By Zoe Craig Last edited 136 months ago

Last Updated 30 August 2013

Book Ahead: Bike-Powered Theatre Set In A Giant Cheese

Rehearsal photo from Cheese featuring Freya (Rachel Donovan) Rube (Jamie Zubairi) and Joe (Jon Foster). Photo by Rebecca Enderby

It's not often you get money back on your theatre tickets depending on how much you contributed as an audience member.

But innovative theatre company fanSHEN is offering punters just that. For their new production, Cheese, they've joined forces with local gyms and community centres around London, installing customized exercise machines which will charge huge batteries used to power the show.

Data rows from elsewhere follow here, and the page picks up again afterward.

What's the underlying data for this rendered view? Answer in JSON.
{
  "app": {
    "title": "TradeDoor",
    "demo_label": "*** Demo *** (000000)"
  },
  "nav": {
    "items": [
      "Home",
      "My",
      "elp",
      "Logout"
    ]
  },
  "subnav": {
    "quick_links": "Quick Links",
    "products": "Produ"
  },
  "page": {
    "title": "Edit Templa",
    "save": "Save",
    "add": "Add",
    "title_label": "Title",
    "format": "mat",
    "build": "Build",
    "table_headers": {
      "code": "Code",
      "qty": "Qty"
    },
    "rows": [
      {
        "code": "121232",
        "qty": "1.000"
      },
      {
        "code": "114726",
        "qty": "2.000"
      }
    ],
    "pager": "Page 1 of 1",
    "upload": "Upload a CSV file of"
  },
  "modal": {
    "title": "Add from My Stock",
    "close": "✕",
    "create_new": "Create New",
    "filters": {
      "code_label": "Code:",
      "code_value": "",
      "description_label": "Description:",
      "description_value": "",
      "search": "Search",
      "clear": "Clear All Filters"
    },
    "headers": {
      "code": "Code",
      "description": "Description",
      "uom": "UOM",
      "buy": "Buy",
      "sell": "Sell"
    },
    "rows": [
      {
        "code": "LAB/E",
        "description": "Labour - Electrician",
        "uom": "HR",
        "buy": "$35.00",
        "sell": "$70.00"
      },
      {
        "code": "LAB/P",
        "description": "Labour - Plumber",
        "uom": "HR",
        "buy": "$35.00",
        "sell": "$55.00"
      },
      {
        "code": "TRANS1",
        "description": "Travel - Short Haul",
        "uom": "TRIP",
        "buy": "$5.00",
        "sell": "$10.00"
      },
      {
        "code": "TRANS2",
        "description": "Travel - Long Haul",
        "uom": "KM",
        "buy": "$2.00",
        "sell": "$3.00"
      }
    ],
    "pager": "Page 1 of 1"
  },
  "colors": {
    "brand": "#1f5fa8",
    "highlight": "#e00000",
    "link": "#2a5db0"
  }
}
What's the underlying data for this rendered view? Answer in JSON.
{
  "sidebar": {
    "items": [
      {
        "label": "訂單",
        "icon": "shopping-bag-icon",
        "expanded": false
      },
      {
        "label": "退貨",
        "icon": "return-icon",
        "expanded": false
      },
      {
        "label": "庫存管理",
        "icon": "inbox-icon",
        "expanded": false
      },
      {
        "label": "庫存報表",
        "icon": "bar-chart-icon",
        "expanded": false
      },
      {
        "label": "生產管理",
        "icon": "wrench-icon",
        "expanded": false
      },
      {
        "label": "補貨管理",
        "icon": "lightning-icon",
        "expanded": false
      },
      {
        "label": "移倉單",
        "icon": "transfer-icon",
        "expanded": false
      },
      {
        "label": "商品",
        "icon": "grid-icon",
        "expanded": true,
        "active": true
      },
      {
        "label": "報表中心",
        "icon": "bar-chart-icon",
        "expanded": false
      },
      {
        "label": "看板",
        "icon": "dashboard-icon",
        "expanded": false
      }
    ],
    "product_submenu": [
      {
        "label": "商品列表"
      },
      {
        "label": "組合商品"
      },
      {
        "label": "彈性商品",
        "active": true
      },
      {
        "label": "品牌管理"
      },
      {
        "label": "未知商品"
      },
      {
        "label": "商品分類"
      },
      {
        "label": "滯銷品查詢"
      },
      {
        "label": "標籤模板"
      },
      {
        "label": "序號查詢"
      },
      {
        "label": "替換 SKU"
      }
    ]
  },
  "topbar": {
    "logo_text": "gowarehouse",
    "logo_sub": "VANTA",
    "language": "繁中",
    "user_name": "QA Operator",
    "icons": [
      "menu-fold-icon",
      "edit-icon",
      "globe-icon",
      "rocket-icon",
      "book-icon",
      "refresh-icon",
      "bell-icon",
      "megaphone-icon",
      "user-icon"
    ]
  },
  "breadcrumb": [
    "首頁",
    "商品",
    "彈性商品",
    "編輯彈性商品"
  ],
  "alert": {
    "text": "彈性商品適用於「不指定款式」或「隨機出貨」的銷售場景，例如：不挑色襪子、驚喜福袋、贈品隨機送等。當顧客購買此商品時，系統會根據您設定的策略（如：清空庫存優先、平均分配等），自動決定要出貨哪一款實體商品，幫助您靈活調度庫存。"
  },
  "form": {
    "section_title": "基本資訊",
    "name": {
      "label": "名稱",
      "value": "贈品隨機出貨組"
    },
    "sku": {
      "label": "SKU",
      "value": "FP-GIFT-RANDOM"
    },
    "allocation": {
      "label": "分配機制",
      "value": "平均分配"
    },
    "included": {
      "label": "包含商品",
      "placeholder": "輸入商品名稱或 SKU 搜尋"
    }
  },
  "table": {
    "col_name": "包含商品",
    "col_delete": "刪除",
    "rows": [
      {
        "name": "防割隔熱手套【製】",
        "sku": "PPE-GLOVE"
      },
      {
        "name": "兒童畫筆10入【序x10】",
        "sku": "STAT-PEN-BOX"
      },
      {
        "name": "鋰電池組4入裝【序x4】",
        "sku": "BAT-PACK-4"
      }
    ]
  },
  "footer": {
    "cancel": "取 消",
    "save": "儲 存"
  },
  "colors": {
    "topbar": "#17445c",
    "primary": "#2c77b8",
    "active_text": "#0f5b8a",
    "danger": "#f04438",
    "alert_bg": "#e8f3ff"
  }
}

Audiences members can get equivalent money off their ticket price if they are prepared to put in the legwork to generate some of the electricity the show needs.

It's all part of fanSHEN's commitment to making "greener" theatre. But it nods to some of the themes in their latest production too.

Cheese, written by Nikki Schreiber, is an allegorical take on the financial crisis.

As fanSHEN Creative Director Rachel Briscoe explains, "Since 2008, we’ve seen this narrative of the demon banker emerge. Sure, there were some people working in the financial services industry who took some seriously irresponsible decisions but if we only focus on these scapegoats, we’re at risk of missing the bigger picture. It’s this which Cheese explores: what was the environment that cultivated this sort of behavior?"

The show features an ordinary well-off couple, Joe and Freya, who seem have it all: the job, the car, the house made of Emmental in an up-and-coming part of town. They're more or less living the dream. Then suddenly, without explanation, the cheese runs out. Someone seems to have changed the rules overnight. Joe sets off to investigate, finding a labyrinth of cheese holes; unexpected laboratories, factories, casinos - and some worrying clues that he had more to do with the cheese disappearance than he originally thought.

According to Briscoe, "Cheese is a very non-judgmental play. Cheese isn’t [about] banker-bashing, it’s much more morally complex than that – which is a great challenge as directors and an exciting provocation to make to audiences."